Although her well-known
spiritual “My Soul’s Been Anchored in the Lord” was
performed by some of the most admired voices of her day,
it was Florence Beatrice Price’s “Symphony No. 1 in E
Minor” that brought her fame.
With it, she won the
Wanamaker Competition for symphonic composition, and
became the first African-American woman to have her
composition performed by a major U.S. orchestra when the
Chicago Symphony played it at the World’s Fair in 1933.
WILL-FM’s Roger Cooper
looks at the life and work of Price with his newest
Classically Black
production.
Price, who grew up in
Little Rock, Ark., and later lived and worked in
Chicago, composed more than 300 works.

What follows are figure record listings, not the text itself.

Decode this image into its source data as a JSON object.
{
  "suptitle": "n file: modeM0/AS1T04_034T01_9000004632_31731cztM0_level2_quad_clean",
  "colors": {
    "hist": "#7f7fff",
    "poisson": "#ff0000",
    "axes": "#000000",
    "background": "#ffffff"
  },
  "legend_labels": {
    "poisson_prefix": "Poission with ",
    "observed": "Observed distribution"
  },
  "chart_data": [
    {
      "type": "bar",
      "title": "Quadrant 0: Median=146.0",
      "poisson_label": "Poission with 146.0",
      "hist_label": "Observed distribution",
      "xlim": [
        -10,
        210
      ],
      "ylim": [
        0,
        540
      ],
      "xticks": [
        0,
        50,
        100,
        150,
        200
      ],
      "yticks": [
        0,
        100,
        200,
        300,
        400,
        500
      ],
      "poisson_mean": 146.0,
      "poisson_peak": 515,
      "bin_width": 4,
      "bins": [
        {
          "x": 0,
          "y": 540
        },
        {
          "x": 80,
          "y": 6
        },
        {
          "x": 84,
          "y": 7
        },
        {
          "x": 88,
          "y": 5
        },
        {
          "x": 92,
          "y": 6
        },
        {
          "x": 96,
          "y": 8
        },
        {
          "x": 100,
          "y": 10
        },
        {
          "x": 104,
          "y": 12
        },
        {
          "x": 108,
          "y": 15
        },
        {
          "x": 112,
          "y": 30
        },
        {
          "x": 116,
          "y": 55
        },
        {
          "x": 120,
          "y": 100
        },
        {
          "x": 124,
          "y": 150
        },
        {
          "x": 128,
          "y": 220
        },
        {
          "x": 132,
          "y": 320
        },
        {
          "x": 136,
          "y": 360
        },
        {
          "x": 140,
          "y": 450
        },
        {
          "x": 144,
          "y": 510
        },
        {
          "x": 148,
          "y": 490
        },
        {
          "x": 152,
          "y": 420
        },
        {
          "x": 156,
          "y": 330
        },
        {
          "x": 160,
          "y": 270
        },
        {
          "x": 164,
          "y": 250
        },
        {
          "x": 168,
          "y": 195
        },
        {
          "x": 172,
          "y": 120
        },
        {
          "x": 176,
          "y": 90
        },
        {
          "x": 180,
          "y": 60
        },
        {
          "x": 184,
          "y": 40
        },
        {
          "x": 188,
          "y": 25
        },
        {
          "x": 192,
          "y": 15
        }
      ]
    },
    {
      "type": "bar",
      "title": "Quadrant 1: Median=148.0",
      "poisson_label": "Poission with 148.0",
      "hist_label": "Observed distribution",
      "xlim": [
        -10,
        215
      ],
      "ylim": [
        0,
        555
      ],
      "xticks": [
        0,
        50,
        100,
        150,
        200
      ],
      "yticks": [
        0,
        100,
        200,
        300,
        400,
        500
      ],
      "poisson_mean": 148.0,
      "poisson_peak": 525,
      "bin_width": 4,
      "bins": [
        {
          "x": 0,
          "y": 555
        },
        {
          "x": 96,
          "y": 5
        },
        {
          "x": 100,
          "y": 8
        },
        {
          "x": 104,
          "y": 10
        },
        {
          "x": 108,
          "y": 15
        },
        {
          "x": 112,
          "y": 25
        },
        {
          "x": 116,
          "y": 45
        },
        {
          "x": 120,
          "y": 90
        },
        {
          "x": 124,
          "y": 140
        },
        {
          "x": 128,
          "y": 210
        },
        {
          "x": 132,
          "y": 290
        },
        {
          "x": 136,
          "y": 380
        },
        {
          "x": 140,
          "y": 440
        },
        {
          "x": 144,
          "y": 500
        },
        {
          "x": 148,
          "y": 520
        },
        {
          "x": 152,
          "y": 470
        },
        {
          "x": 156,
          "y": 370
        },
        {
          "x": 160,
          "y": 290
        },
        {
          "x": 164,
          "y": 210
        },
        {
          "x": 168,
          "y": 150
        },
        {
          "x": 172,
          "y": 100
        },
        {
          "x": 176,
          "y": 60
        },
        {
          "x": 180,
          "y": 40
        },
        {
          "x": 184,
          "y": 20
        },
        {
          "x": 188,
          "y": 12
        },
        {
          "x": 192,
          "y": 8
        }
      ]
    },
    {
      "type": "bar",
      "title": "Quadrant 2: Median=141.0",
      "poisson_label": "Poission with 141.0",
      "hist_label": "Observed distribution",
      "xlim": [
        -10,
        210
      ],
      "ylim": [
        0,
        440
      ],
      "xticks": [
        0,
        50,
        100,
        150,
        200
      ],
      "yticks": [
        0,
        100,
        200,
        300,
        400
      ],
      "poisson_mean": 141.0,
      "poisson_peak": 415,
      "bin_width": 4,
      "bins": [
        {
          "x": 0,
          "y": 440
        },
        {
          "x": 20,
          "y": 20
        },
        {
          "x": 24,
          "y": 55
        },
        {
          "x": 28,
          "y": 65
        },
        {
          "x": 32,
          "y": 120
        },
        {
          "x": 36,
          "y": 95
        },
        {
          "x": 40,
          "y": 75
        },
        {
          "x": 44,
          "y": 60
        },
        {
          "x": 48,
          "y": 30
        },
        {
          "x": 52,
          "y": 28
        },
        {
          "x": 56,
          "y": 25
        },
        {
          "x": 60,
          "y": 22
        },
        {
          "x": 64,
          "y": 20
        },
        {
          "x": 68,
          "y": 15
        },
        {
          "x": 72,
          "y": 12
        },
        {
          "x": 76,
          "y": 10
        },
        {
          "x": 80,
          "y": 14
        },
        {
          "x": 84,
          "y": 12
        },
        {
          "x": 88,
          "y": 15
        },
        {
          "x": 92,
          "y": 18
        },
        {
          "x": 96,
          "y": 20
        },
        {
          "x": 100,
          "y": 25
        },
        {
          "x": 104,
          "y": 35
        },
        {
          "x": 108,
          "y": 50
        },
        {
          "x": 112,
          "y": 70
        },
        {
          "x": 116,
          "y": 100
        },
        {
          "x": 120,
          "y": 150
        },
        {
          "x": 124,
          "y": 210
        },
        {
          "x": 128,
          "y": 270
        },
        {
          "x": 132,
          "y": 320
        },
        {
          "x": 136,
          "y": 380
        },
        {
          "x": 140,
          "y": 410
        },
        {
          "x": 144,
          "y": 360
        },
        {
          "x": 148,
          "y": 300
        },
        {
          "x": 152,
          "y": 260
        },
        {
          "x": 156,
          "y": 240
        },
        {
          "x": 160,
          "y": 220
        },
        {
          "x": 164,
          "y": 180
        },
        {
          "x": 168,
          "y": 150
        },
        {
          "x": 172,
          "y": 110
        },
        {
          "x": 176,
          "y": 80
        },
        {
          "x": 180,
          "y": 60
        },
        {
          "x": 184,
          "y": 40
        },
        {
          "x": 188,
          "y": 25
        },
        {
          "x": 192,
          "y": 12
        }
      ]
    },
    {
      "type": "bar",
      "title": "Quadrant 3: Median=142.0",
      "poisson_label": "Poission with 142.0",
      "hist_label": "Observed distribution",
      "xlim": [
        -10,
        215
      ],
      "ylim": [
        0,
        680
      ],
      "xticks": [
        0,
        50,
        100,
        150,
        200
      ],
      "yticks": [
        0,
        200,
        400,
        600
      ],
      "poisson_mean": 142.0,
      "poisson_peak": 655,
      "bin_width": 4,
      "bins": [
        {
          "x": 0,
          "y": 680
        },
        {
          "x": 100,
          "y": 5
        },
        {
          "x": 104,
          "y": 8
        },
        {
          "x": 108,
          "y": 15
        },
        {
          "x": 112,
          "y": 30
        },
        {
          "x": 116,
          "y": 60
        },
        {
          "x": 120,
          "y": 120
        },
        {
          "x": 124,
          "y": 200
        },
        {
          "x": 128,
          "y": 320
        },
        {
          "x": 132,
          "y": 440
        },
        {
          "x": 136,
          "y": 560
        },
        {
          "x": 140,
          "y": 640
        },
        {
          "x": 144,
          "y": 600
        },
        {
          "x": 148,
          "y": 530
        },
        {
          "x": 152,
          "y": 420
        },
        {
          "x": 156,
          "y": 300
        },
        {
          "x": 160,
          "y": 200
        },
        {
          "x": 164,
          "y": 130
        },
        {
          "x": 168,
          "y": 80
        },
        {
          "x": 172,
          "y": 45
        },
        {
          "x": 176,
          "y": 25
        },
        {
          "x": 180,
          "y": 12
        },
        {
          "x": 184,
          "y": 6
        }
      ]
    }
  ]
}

Her symphonies
and chamber works were famous for incorporating melodies
from Negro spirituals.
In the program, Cooper
interviews Rae Linda Brown, who has written a biography
of Price, The Heart of a Woman, scheduled to be
published by University of Illinois Press in spring
2007.
Brown said that accounts of
the World’s Fair performance described how beautiful
Price looked in her white gown. The audience applauded
her. “On some level she probably was aware, but mostly
she took it all in stride,” Brown said. “She was just
trying to work. She was self supporting, she was a
single mom, so this was in part about the money as it
was about artistic recognition.”
The program is being distributed by Public Radio International and will air on public radio stations across the country.